Para tanto, transformamos a identificação, o cadastro e respectiva autenticação do usuário em imposição legal, conforme o caput do Art. 13 do substitutivo e incluindo no Código Penal o artigo 154-F e os parágrafos incluídos nos artigos. 154-A, 154-D e 266-A, conforme o art. 2° do substitutivo.

A fim de preservar a intimidade dos usuários, o cadastro somente poderá ser fornecido a terceiros mediante expressa autorização judicial ou em casos que a Lei determinar, conforme o § 2º do art. 14 do substitutivo.

Mas reconhecendo a existência de ferramentas de segurança mais potentes, previmos, conforme o § 3º do art. 14 do substitutivo, a troca opcional, pelo provedor, da identificação e do cadastro do usuário, pelo certificado digital.

Este requer, de maneira presencial quando da sua emissão, todas as informações cadastrais, inclusive a constituição tecnicamente adequada de senha.
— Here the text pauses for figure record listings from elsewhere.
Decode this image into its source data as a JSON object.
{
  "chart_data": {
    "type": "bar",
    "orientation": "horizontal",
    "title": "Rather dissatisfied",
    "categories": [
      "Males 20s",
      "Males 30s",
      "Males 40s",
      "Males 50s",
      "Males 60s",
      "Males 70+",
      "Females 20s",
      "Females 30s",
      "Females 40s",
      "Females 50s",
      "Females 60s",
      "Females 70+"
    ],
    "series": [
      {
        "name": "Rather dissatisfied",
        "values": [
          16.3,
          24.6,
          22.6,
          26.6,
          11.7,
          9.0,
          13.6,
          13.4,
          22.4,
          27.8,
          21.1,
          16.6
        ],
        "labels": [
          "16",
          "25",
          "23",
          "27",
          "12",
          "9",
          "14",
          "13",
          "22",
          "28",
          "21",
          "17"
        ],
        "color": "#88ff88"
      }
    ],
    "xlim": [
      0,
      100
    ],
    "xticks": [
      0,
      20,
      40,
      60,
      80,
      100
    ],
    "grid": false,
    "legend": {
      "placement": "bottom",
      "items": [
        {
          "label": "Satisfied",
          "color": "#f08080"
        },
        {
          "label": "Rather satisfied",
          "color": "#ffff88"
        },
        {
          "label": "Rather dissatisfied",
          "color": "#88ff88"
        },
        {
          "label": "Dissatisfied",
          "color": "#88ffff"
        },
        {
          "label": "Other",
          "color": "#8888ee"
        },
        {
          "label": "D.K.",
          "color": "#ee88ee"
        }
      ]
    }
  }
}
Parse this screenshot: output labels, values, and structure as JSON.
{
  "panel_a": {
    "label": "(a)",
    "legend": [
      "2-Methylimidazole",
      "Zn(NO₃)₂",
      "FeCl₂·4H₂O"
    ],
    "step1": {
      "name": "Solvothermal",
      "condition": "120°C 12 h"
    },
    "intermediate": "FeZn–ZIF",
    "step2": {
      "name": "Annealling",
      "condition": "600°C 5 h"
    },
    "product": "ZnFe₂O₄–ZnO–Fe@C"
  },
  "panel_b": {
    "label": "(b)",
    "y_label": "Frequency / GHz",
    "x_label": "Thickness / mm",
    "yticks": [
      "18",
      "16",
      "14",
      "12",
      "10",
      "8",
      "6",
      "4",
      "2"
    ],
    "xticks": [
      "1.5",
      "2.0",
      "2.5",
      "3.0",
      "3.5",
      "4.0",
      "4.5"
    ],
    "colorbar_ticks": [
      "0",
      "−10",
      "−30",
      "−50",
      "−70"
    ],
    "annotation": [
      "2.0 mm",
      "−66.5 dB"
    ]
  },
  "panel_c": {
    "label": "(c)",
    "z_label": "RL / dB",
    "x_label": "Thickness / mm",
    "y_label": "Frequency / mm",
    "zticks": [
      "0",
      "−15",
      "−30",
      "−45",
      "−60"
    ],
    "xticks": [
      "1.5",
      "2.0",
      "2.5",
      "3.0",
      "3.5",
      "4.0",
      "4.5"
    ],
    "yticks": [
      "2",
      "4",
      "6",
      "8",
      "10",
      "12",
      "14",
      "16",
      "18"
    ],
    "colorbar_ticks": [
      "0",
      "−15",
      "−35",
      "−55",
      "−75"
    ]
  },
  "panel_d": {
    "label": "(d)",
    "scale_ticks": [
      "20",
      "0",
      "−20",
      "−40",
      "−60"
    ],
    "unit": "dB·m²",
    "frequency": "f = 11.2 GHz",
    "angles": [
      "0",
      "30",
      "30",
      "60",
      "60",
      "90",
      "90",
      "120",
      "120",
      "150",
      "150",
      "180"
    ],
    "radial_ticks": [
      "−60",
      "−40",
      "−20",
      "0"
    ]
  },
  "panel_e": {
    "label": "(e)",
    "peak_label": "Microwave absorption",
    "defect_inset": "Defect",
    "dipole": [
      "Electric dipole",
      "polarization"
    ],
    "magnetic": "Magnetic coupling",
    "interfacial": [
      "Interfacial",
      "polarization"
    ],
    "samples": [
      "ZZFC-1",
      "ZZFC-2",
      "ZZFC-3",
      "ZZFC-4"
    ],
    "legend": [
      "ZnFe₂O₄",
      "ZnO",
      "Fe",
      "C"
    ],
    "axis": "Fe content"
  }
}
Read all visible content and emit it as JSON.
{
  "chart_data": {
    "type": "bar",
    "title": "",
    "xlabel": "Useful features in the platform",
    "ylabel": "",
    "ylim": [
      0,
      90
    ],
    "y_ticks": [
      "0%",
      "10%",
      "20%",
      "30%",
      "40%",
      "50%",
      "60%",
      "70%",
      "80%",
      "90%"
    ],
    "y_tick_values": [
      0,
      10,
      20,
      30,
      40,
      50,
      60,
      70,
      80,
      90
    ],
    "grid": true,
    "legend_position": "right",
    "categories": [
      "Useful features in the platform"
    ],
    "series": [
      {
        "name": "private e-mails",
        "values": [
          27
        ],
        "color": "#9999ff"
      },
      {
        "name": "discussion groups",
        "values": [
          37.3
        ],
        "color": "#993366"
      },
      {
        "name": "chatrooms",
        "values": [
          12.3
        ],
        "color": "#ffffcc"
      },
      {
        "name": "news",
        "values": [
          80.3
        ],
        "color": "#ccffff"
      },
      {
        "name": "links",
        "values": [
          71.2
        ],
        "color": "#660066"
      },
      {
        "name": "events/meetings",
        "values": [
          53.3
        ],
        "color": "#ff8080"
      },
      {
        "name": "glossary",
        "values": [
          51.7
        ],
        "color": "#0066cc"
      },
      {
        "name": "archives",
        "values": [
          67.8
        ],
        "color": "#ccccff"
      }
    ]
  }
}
A regra é condizente com a Medida Provisória número 2.200-2, de 24 de agosto de 2001, mantida em vigor conforme a Emenda Constitucional número 32, de 12 de setembro de 2001. Como toda tecnologia inovadora o certificado digital inicialmente se restringiu às trocas interbancárias, a Transferência Eletrônica Disponível (TED), instituída pelo Sistema de Pagamentos Brasileiro (SPB), implantado em 2002 pelo Banco Central do Brasil. Estatísticas recentes mostram a ocorrência de quase 100 milhões de transações e mais de R$ 5 trilhões de reais transferidos com toda segurança em tempo real.

É público o fato de que o custo de cada certificado digital e seu suporte físico, (cartão de plástico, CD-ROM, ou outro dispositivo de comunicação), tende a cair em proporção geométrica, à medida que se dissemine o seu uso, uma característica conhecida das inovações tecnológicas.

Ao dispor sobre o uso do certificado digital como opcional, a presente norma permite a sua própria evolução, aguardando que a sociedade se adapte à nova realidade transformada a cada dia pela tecnologia, sem obrigar o usuário ou os provedores a novos custos ou a novos hábitos e comportamentos.

Por fim, mantendo a necessária segurança e respeitando os pressupostos de uma rede de computadores, naturalmente ágil, compatível, interoperável, colaborativa e cooperativa, previmos, conforme o § 4º do art. 14 do substitutivo, a substituição opcional do cadastro de identificação, a critério daquele que torna disponível o acesso, por cadastro que poderá ser obtido mediante instrumento público de convênio de cooperação ou colaboração com aqueles que já o tenham constituído na forma prevista no substitutivo.